In certain cases, a biopsy of the cyst may be needed to make a positive diagnosis. During this procedure, your doctor will remove a small tissue sample. The tissue will be examined with a microscope. By looking at the cells, doctors can determine if the cyst is cancerous or not.

Doctors may require a biopsy in cases where:

  • the mucous cyst is larger than 2 centimeters
  • the cyst’s appearance suggests adenoma (cancer) or lipoma
  • there is no history of trauma

Treatment is based upon the severity of the mucous cyst. Sometimes cysts may not require treatment and will heal on their own over time. Superficial cysts often resolve on their own. To prevent infection or tissue damage, do not try to open or remove cysts at home. Frequent or recurring cysts may require further medical treatment.

Treatments used in mucous cysts that are not very severe include:

  • Laser therapy. This treatment uses a small, directed beam of light to remove the cyst.
  • Cryotherapy. This treatment removes the cyst by freezing its tissues.
  • Intralesional corticosteroid injection. This treatment injects a steroid into the cyst to reduce inflammation and speed up healing.

To prevent recurrence — or to treat especially severe cysts — your doctor may recommend surgical removal of the cyst or even the complete salivary gland.

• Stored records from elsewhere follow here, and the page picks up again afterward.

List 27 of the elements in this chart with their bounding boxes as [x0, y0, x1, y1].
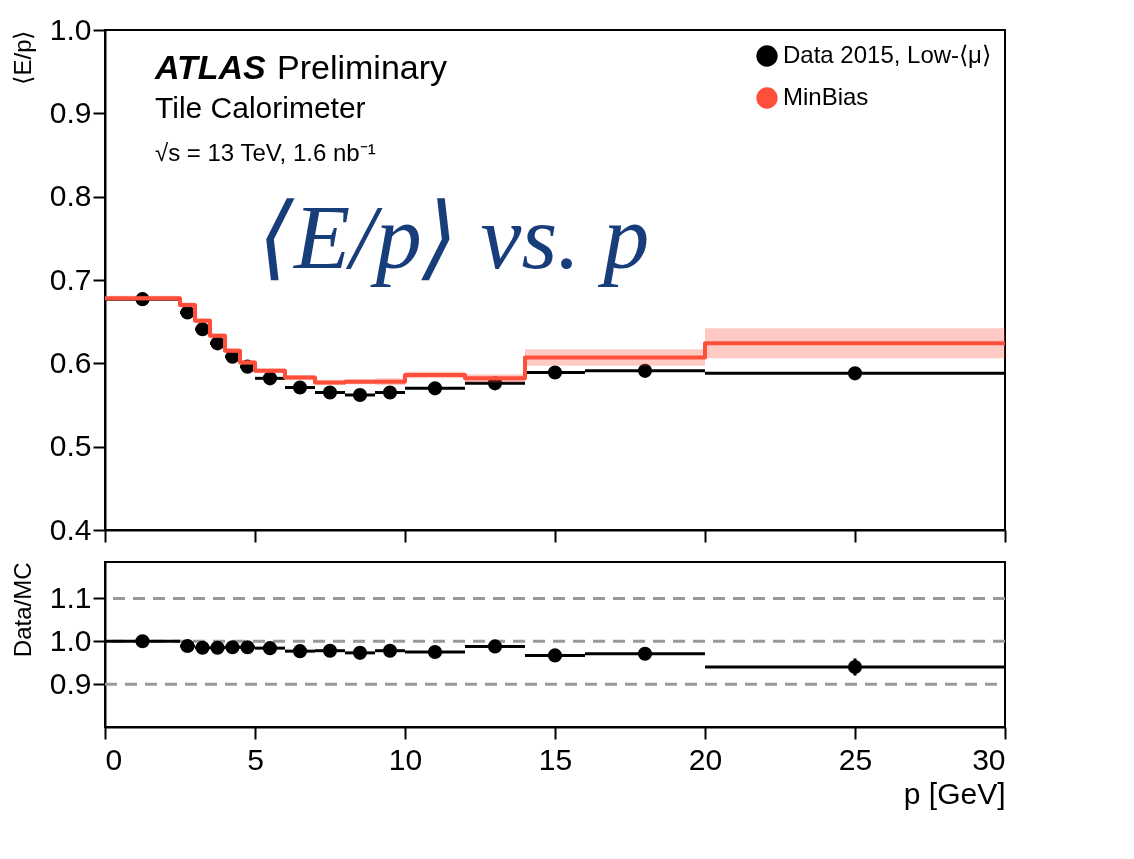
x-tick-label: 5: [247, 742, 264, 776]
y-axis-title: Data/MC: [8, 562, 36, 658]
legend-label: Data 2015, Low-⟨μ⟩: [783, 41, 991, 68]
x-tick-label: 0: [105, 742, 123, 776]
y-tick-label: 0.6: [49, 345, 92, 379]
y-tick-label: 0.9: [49, 666, 92, 700]
x-tick-label: 10: [388, 742, 423, 776]
x-tick-label: 30: [972, 742, 1006, 776]
y-axis-title: ⟨E/p⟩: [8, 30, 36, 85]
x-tick-label: 15: [538, 742, 573, 776]
y-tick-label: 0.8: [49, 179, 92, 213]
annotation: √s = 13 TeV, 1.6 nb⁻¹: [155, 139, 376, 166]
y-tick-label: 0.4: [49, 512, 92, 546]
legend-label: MinBias: [783, 83, 869, 110]
annotation: ATLAS: [154, 48, 267, 86]
annotation: ⟨E/p⟩ vs. p: [258, 186, 650, 288]
x-tick-label: 25: [838, 742, 873, 776]
y-tick-label: 0.7: [49, 262, 92, 296]
annotation: Tile Calorimeter: [155, 91, 366, 124]
y-tick-label: 0.5: [49, 429, 92, 463]
y-tick-label: 1.0: [49, 623, 92, 657]
y-tick-label: 1.1: [49, 580, 92, 614]
x-tick-label: 20: [688, 742, 723, 776]
annotation: Preliminary: [277, 48, 448, 86]
y-tick-label: 1.0: [49, 12, 92, 46]
y-tick-label: 0.9: [49, 95, 92, 129]
x-axis-title: p [GeV]: [903, 776, 1006, 810]
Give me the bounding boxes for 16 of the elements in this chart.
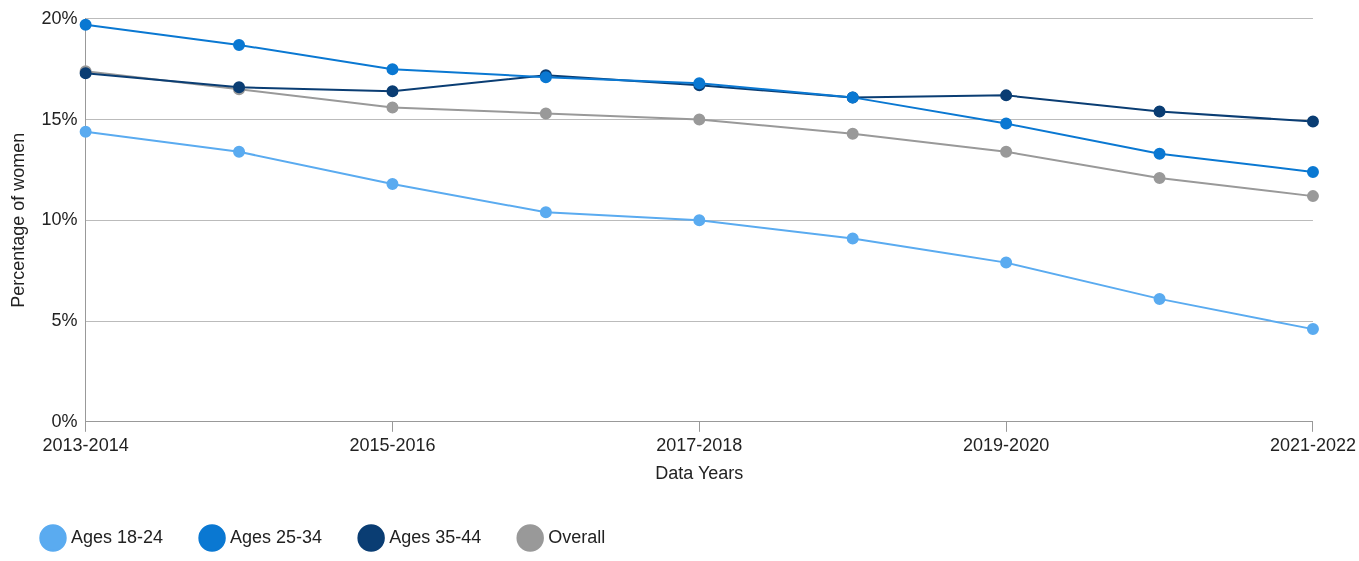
x-tick-label: 2021-2022 [1269, 434, 1357, 455]
x-tick-label: 2019-2020 [963, 434, 1050, 455]
y-tick-label: 0% [51, 410, 78, 431]
x-tick-label: 2015-2016 [349, 434, 436, 455]
legend-label: Ages 25-34 [230, 526, 323, 547]
legend-label: Overall [548, 526, 606, 547]
y-tick-label: 15% [41, 108, 78, 129]
legend-label: Ages 18-24 [71, 526, 164, 547]
y-tick-label: 10% [41, 209, 78, 230]
y-tick-label: 20% [41, 7, 78, 28]
x-tick-label: 2013-2014 [42, 434, 129, 455]
legend-label: Ages 35-44 [389, 526, 482, 547]
x-axis-title: Data Years [655, 463, 744, 484]
x-tick-label: 2017-2018 [656, 434, 743, 455]
y-axis-title: Percentage of women [7, 132, 28, 308]
y-tick-label: 5% [51, 310, 78, 331]
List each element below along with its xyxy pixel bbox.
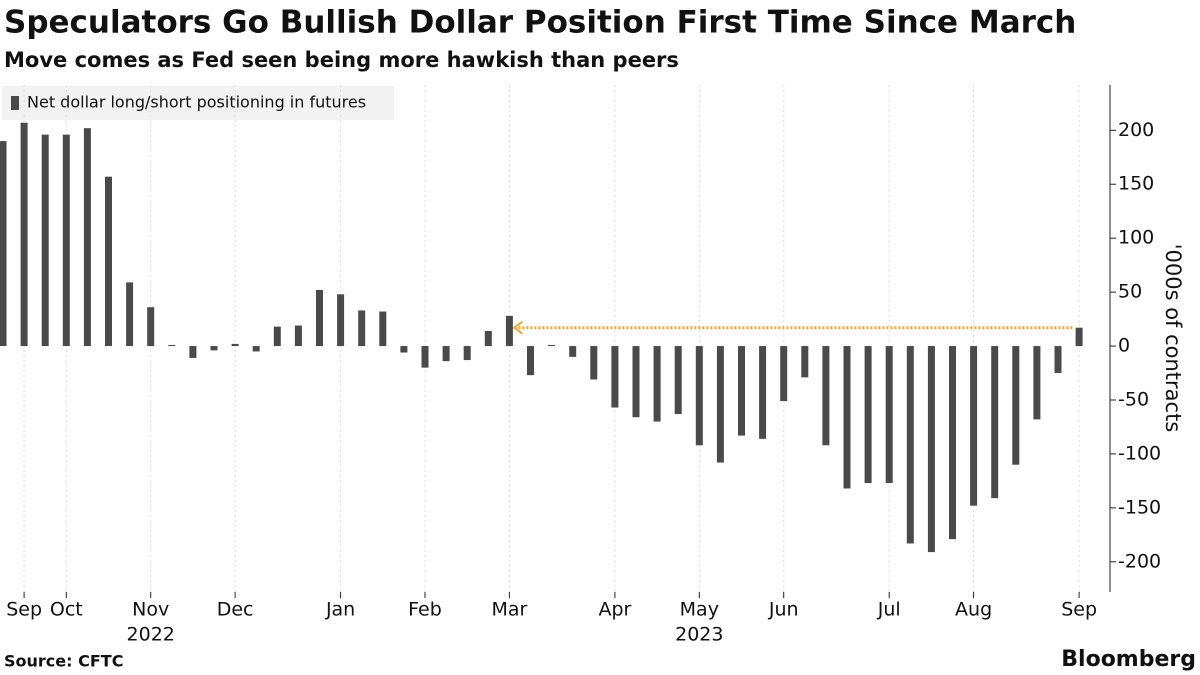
x-tick-label: Dec [217, 599, 254, 621]
y-tick-label: -100 [1118, 442, 1161, 464]
bar [358, 310, 366, 347]
x-tick-label: Jan [325, 599, 355, 621]
legend-swatch [11, 96, 19, 110]
bar [1033, 346, 1041, 420]
bar [864, 346, 872, 484]
bar [843, 346, 851, 489]
bar [759, 346, 767, 439]
bar [484, 330, 492, 347]
bar [20, 122, 28, 347]
source: Source: CFTC [4, 652, 123, 671]
bar [442, 346, 450, 362]
x-tick-label: Sep [6, 599, 42, 621]
bar [822, 346, 830, 446]
x-tick-label: May [680, 599, 719, 621]
x-tick-label: Apr [598, 599, 631, 621]
x-tick-label: Nov [132, 599, 169, 621]
bar [505, 315, 513, 347]
bar [970, 346, 978, 506]
bar [0, 141, 7, 347]
bar [569, 346, 577, 357]
bar [611, 346, 619, 408]
x-tick-label: Mar [491, 599, 527, 621]
bar [294, 325, 302, 347]
y-tick-label: -50 [1118, 388, 1149, 410]
bar [463, 346, 471, 361]
bar [590, 346, 598, 380]
bar [126, 282, 134, 347]
bar [674, 346, 682, 415]
y-tick-label: 150 [1118, 173, 1154, 195]
bar [949, 346, 956, 540]
chart-subtitle: Move comes as Fed seen being more hawkis… [4, 48, 679, 72]
bar [273, 326, 281, 347]
y-tick-label: 200 [1118, 119, 1154, 141]
x-tick-label: Aug [955, 599, 992, 621]
annotation-arrow [512, 320, 523, 335]
bar [716, 346, 724, 463]
bar [738, 346, 745, 436]
x-tick-label: Sep [1061, 599, 1097, 621]
x-year-label: 2022 [127, 624, 175, 646]
bar [927, 346, 935, 553]
bar [231, 343, 239, 347]
legend-box [2, 86, 394, 120]
x-tick-label: Jun [768, 599, 799, 621]
bar [210, 346, 218, 351]
bar [991, 346, 999, 499]
bar [189, 346, 197, 358]
brand: Bloomberg [1061, 647, 1196, 672]
chart-title: Speculators Go Bullish Dollar Position F… [4, 5, 1076, 41]
bar [147, 307, 155, 347]
x-tick-label: Feb [408, 599, 442, 621]
bar [885, 346, 893, 484]
bar [41, 134, 49, 347]
x-year-label: 2023 [675, 624, 723, 646]
bar [400, 346, 408, 353]
bar [83, 128, 91, 347]
bar [316, 289, 323, 347]
bar [1075, 327, 1083, 347]
bar [527, 346, 534, 376]
bar [252, 346, 260, 352]
y-tick-label: 0 [1118, 335, 1130, 357]
bar [337, 294, 345, 347]
bar [653, 346, 661, 422]
bar [1012, 346, 1020, 465]
bar [168, 344, 176, 347]
y-tick-label: 100 [1118, 227, 1154, 249]
bar [632, 346, 640, 418]
bar [801, 346, 809, 378]
bar [548, 344, 556, 347]
bar [421, 346, 429, 368]
bar [906, 346, 914, 544]
y-axis-label: '000s of contracts [1161, 244, 1185, 433]
bar [695, 346, 703, 446]
bar [105, 176, 112, 347]
bar [780, 346, 788, 402]
legend-label: Net dollar long/short positioning in fut… [27, 93, 366, 112]
y-tick-label: 50 [1118, 281, 1142, 303]
bar [1054, 346, 1062, 374]
bar [62, 134, 70, 347]
y-tick-label: -150 [1118, 496, 1161, 518]
x-tick-label: Jul [877, 599, 901, 621]
bar [379, 311, 387, 347]
y-tick-label: -200 [1118, 550, 1161, 572]
x-tick-label: Oct [50, 599, 83, 621]
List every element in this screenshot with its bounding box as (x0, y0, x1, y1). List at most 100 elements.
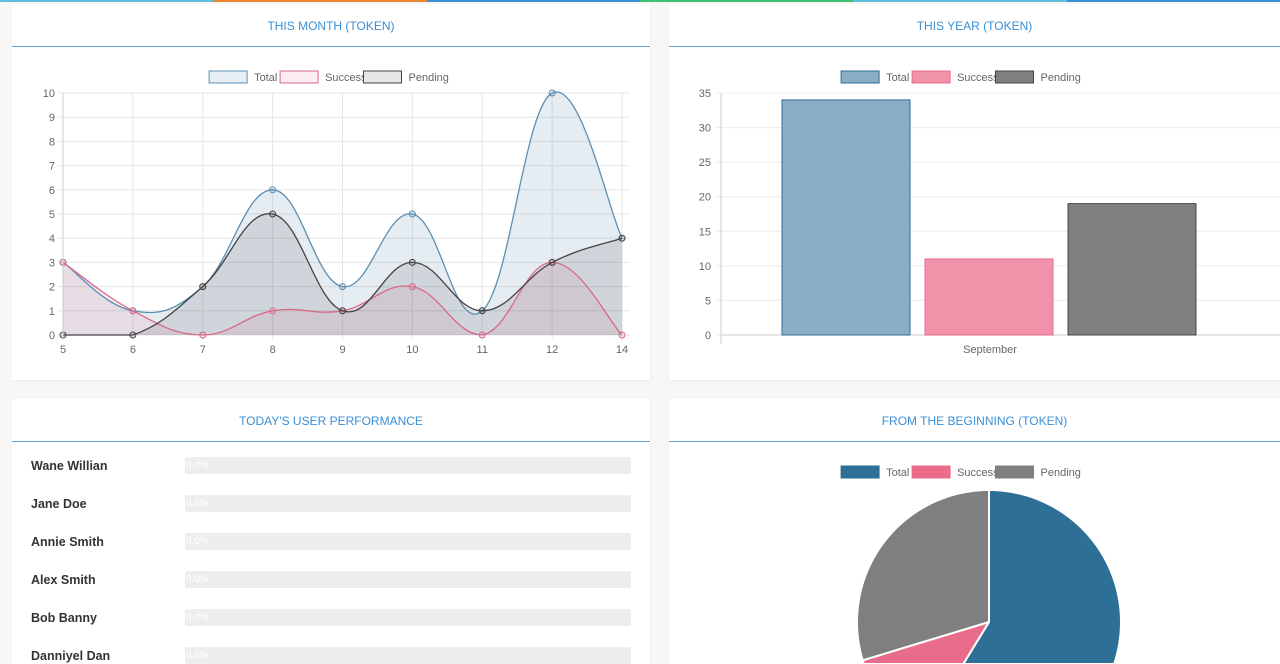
progress-label: 0.0% (186, 460, 209, 471)
y-tick-label: 30 (699, 123, 711, 135)
y-tick-label: 8 (49, 136, 55, 148)
progress-label: 0.0% (186, 650, 209, 661)
legend-swatch-pending (363, 70, 402, 84)
series-line-success (62, 261, 623, 336)
y-tick-label: 25 (699, 157, 711, 169)
legend-swatch-success (911, 465, 951, 479)
strip-segment (853, 0, 1067, 2)
y-tick-label: 7 (49, 161, 55, 173)
x-tick-label: September (963, 344, 1017, 356)
legend-swatch-pending (995, 70, 1034, 84)
card-title: FROM THE BEGINNING (TOKEN) (669, 399, 1280, 442)
y-tick-label: 4 (49, 233, 55, 245)
legend-label-pending: Pending (1041, 72, 1081, 84)
y-tick-label: 5 (49, 209, 55, 221)
data-point-total (408, 210, 416, 218)
progress-bar: 0.0% (185, 495, 631, 512)
legend-label-pending: Pending (1041, 467, 1081, 479)
legend-swatch-total (208, 70, 248, 84)
this-year-bar-chart: 0 5 10 15 20 25 30 35 September Total Success Pendi… (699, 70, 1280, 356)
legend-label-success: Success (325, 72, 367, 84)
x-tick-label: 5 (60, 344, 66, 356)
data-point-pending (548, 258, 556, 266)
progress-label: 0.0% (186, 536, 209, 547)
performance-row: Jane Doe 0.0% (12, 495, 650, 512)
strip-segment (640, 0, 854, 2)
performance-row: Alex Smith 0.0% (12, 571, 650, 588)
legend-label-pending: Pending (409, 72, 449, 84)
performance-row: Annie Smith 0.0% (12, 533, 650, 550)
data-point-success (129, 307, 137, 315)
data-point-total (339, 283, 346, 291)
card-title: TODAY'S USER PERFORMANCE (12, 399, 650, 442)
pie-slice-pending (856, 489, 990, 662)
y-tick-label: 2 (49, 282, 55, 294)
bar-pending (1067, 203, 1197, 336)
y-tick-label: 15 (699, 226, 711, 238)
performance-row: Bob Banny 0.0% (12, 609, 650, 626)
x-tick-label: 12 (546, 344, 558, 356)
y-tick-label: 6 (49, 185, 55, 197)
y-tick-label: 1 (49, 306, 55, 318)
from-beginning-pie-chart: Total Success Pending (840, 465, 1122, 664)
legend-label-success: Success (957, 467, 999, 479)
pie-slice-total (962, 489, 1122, 664)
x-tick-label: 6 (130, 344, 136, 356)
bar-total (781, 99, 911, 336)
x-tick-label: 11 (477, 344, 488, 356)
series-area-pending (63, 213, 622, 335)
strip-segment (426, 0, 640, 2)
y-tick-label: 5 (705, 295, 711, 307)
legend-swatch-total (840, 465, 880, 479)
data-point-pending (269, 210, 277, 218)
legend-label-total: Total (886, 467, 909, 479)
strip-segment (0, 0, 214, 2)
x-tick-label: 9 (339, 344, 345, 356)
y-tick-label: 35 (699, 88, 711, 100)
progress-label: 0.0% (186, 612, 209, 623)
performance-row: Wane Willian 0.0% (12, 457, 650, 474)
progress-bar: 0.0% (185, 647, 631, 664)
data-point-pending (618, 234, 626, 242)
progress-label: 0.0% (186, 574, 209, 585)
user-name: Danniyel Dan (31, 649, 111, 663)
user-performance-card: TODAY'S USER PERFORMANCE Wane Willian 0.… (12, 399, 650, 664)
this-year-card: THIS YEAR (TOKEN) 0 5 10 15 20 25 30 35 Septembe… (669, 4, 1280, 380)
performance-row: Danniyel Dan 0.0% (12, 647, 650, 664)
legend-label-success: Success (957, 72, 999, 84)
strip-segment (213, 0, 427, 2)
x-tick-label: 14 (616, 344, 628, 356)
legend-swatch-success (911, 70, 951, 84)
strip-segment (1066, 0, 1280, 2)
series-line-pending (63, 213, 623, 336)
progress-bar: 0.0% (185, 457, 631, 474)
user-name: Alex Smith (31, 573, 96, 587)
data-point-success (618, 331, 626, 339)
y-tick-label: 10 (699, 261, 711, 273)
y-tick-label: 20 (699, 192, 711, 204)
user-name: Annie Smith (31, 535, 104, 549)
card-title: THIS MONTH (TOKEN) (12, 4, 650, 47)
user-name: Jane Doe (31, 497, 87, 511)
data-point-pending (408, 258, 416, 266)
bar-success (924, 258, 1054, 336)
x-tick-label: 8 (270, 344, 276, 356)
y-tick-label: 3 (49, 257, 55, 269)
data-point-pending (478, 307, 486, 315)
data-point-success (408, 283, 416, 291)
this-month-card: THIS MONTH (TOKEN) 0 1 2 3 4 5 6 7 8 9 10 5 6 7 8 9 10 11… (12, 4, 650, 380)
series-area-success (63, 262, 622, 335)
x-tick-label: 7 (200, 344, 206, 356)
progress-bar: 0.0% (185, 571, 631, 588)
y-tick-label: 10 (43, 88, 55, 100)
legend-swatch-success (279, 70, 319, 84)
legend-label-total: Total (886, 72, 909, 84)
y-tick-label: 0 (705, 330, 711, 342)
series-area-total (63, 91, 622, 335)
series-line-total (62, 91, 623, 315)
legend-label-total: Total (254, 72, 277, 84)
legend-swatch-pending (995, 465, 1034, 479)
legend-swatch-total (840, 70, 880, 84)
y-tick-label: 0 (49, 330, 55, 342)
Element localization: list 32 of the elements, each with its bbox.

Mucous cysts can take anywhere from a week to two years after treatment to heal, depending on the type and severity of the cyst.

Even after healing, the only way to ensure a cyst will not come back is to have it surgically removed. Avoid habits like lip or cheek biting to help prevent future cysts.

Oftentimes, recovering from a mucous cyst simply takes time. You should occasionally check the cyst to make sure it does not become infected, and that it’s not getting any larger. Warm saltwater rinses may help speed up the healing process.

If you’re a regular lip or cheek biter, you might also consider breaking these types of habits. Keep a journal and keep track of how often you bite — it’s most likely related to stress, anxiety, or boredom. Once you’ve identified the triggers, you can try to find ways to stop biting your lips and cheeks. Chewing on sugarless gum is just one method you can use to satisfy the urge to bite without harming yourself.

While home remedies might be helpful in healing some mucous cysts, it’s important that you avoid self-diagnosis. Your doctor can make sure the bumps aren’t related to something more serious, such as oral cancer.

Once identified and properly diagnosed, mucous cysts have a good recovery rate. These are benign (noncancerous) cysts, so they do not pose any long-term health concerns. The greatest complications with mucous cysts are pain and discomfort. If you suspect a mucous cyst in or around your mouth, get it checked out promptly.